Lhyfe, a developer of green and renewable hydrogen production technologies, has confirmed that its Sealhyfe offshore hydrogen production pilot has been successfully towed 20 kilometres out into the Atlantic and connected to a power and testing hub. The platform has already begun to produce its first kilos of offshore hydrogen, marking a decisive milestone for the future of the sector.
In launching the world’s first offshore hydrogen production pilot, Lhyfe wanted to prove the technical feasibility of such a project and acquire the operational experience needed to quickly scale up. The company therefore voluntarily chose to put Sealhyfe through the toughest real-world conditions. The system has been installed on a floating platform, which has been re-engineered to stabilise the production unit at sea (the WAVEGEM platform, engineered by GEPS Techno), and connected to Central Nantes’ SEM-REV offshore testing hub. This hub, operated by the OPEN-C Foundation, has already been linked to a floating wind turbine (FLOATGEN, engineered and operated by BW Ideol).
Lhyfe and its partners designed, built and assembled all of the technology necessary for producing hydrogen offshore, including the 1 MW electrolyser supplied by Plug, in just 16 months. The Sealhyfe platform, which is less than 200 square metres in area, is capable of producing up to 400 kilograms of hydrogen a day.
From September 2022 to May 2023, Sealhyfe was moored at the Quai des Frégates, in the Port of Saint-Nazaire. Lhyfe and its partners have thus been able to draw knowledge from a series of start-up tests in order to approach the second phase of the project with confidence, and get the most out of the trials.

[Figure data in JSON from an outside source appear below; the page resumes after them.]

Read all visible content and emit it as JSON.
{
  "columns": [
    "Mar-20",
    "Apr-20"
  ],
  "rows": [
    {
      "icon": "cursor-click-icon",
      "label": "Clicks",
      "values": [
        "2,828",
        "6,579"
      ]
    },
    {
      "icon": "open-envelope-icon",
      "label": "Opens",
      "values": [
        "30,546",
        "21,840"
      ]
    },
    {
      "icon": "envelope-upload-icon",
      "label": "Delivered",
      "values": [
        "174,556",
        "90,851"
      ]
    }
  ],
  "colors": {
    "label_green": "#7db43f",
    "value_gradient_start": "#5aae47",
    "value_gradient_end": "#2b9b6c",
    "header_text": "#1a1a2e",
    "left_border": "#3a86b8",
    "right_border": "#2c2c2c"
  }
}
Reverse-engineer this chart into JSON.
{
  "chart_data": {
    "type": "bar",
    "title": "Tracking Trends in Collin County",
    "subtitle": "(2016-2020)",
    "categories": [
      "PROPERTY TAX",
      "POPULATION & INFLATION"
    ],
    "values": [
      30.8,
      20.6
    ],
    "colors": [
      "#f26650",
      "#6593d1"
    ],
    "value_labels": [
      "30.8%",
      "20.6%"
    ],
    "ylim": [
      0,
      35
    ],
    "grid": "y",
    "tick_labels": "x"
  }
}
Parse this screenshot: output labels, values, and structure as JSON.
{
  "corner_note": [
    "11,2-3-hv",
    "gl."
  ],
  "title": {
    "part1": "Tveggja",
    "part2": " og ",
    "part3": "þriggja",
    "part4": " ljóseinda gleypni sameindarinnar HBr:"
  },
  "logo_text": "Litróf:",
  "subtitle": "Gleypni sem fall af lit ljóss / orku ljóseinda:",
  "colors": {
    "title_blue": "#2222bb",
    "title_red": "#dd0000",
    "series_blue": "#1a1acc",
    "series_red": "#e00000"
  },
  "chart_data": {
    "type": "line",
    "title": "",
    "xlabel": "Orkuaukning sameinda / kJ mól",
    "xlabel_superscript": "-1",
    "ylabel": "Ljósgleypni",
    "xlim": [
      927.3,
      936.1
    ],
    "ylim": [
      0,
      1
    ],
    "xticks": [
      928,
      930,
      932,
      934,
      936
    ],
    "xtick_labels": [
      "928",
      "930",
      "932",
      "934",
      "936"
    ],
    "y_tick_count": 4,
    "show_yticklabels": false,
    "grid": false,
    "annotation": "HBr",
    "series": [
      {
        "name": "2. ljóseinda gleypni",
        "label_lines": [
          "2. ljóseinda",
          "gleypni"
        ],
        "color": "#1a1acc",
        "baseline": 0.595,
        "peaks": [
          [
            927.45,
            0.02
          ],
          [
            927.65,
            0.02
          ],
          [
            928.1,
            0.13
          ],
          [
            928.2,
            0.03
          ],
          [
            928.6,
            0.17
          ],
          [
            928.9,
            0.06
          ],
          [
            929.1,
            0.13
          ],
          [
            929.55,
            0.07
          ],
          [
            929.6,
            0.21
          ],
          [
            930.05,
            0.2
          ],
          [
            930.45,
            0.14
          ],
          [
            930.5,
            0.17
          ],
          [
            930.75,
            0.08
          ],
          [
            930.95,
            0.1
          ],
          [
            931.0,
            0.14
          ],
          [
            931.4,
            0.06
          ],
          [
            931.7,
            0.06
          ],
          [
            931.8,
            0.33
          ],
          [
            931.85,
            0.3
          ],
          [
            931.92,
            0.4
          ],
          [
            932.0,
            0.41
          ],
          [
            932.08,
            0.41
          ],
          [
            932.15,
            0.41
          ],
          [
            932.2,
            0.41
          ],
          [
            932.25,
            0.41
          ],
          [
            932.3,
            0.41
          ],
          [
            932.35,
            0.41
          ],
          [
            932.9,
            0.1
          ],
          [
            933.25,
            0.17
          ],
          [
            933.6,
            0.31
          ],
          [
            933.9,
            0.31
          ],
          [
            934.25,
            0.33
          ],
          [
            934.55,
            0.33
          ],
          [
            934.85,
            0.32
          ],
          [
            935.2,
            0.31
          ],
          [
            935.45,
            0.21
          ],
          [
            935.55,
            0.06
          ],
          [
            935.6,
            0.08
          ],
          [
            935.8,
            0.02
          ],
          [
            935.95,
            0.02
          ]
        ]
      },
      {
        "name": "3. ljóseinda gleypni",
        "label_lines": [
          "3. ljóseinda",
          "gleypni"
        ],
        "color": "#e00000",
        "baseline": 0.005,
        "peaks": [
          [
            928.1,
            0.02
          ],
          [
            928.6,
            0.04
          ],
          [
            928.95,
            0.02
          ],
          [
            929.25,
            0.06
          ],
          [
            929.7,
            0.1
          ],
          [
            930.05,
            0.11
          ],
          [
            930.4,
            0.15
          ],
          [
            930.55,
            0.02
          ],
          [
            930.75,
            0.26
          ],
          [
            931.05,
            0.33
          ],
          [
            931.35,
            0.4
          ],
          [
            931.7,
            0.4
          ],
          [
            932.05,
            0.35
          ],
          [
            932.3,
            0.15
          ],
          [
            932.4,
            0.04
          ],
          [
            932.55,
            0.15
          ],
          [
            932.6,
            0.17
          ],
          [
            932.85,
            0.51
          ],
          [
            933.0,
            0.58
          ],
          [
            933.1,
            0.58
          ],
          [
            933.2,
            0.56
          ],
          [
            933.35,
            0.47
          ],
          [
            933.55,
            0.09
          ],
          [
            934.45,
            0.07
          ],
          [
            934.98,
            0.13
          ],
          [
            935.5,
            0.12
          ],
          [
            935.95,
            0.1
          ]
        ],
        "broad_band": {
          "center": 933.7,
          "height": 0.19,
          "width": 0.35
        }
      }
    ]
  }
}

Tests included:
Benchmarking tests: Hundreds of tests were carried out at quay recording the precise behaviour and performance of the platform, so that they can be compared with the Phase 2 trial results via the thousands of sensors installed on the platform.
Technology and system optimisation: All of the technology has been adapted to operate offshore in extreme conditions and designed to minimise the number of maintenance interventions required at sea. The tests performed at quay allowed Lhyfe to further optimise and approve the technology’s behaviour.
Development of key solutions: Lhyfe also developed the software and algorithm building blocks necessary to manage the site remotely. It will operate fully autonomously, more than 20 kilometres off the coast and in connection with the SEM-REV testing site’s subsea hub.
Following this first phase, Lhyfe has already updated its specifications for all its sites – on and offshore – so that they can apply this valuable expertise. All Lhyfe units will therefore benefit from the state-of-the-art operating optimisations trialled under this experiment.
Sealhyfe was towed to the SEM-REV offshore testing site, 20 kilometres off the coast of Le Croisic (France). It was then connected to the site’s subsea hub via a dedicated umbilical cable that was specially designed for the hydrogen application. The system was restarted and on stream in just 48 hours.
Lhyfe will now reproduce all of the tests carried out at quay several times in order to have a strict comparison of results and will then tackle additional offshore-specific tests.
In achieving the reliable offshore production of hydrogen in an isolated environment, the company will develop a unique operating capability which involves managing the platform’s movement and environmental stresses, and validating green and renewable hydrogen production software and algorithms.
As a logical follow-up to this first stage, Lhyfe has also just announced that the HOPE project, which it is coordinating as part of a consortium of nine partners, has been selected by the European Commission under the European Clean Hydrogen Partnership and is being awarded a €20 million grant. With HOPE, Lhyfe and its partners are moving up a gear and aiming for commercialisation. This unprecedentedly large-scale project (10 MW) will be able to produce up to four tonnes a day of green hydrogen at sea, which will be exported ashore by pipeline, and then compressed and delivered to customers.
Through these two pioneering projects in offshore hydrogen production, Lhyfe aims to validate industrial solutions which it will submit in response to future calls for projects from various governments, to help achieve the target set by the European Commission as part of the REPowerEU plan of 10 million tonnes of clean hydrogen produced in the European Union by 2030. To achieve this, Lhyfe has already signed partnership agreements with wind turbine developers and offshore power specialists, such as EDPR, Centrica and Capital Energy.
Matthieu Guesné, Founder and CEO of Lhyfe, said: “Our team – supported brilliantly by our partners – has achieved a genuine feat of technology in successfully designing this first floating green hydrogen production site. We are extremely proud to be the first in the world to produce hydrogen at sea. This has been our wish since the launch of the company and we continue to move very quickly on offshore, which for us represents a tremendous development opportunity for mass producing hydrogen and decarbonising industry and transport. We are continuing to build on the successes we have had so far, firstly to prove to the world that transition is possible today, and of course to accelerate it.”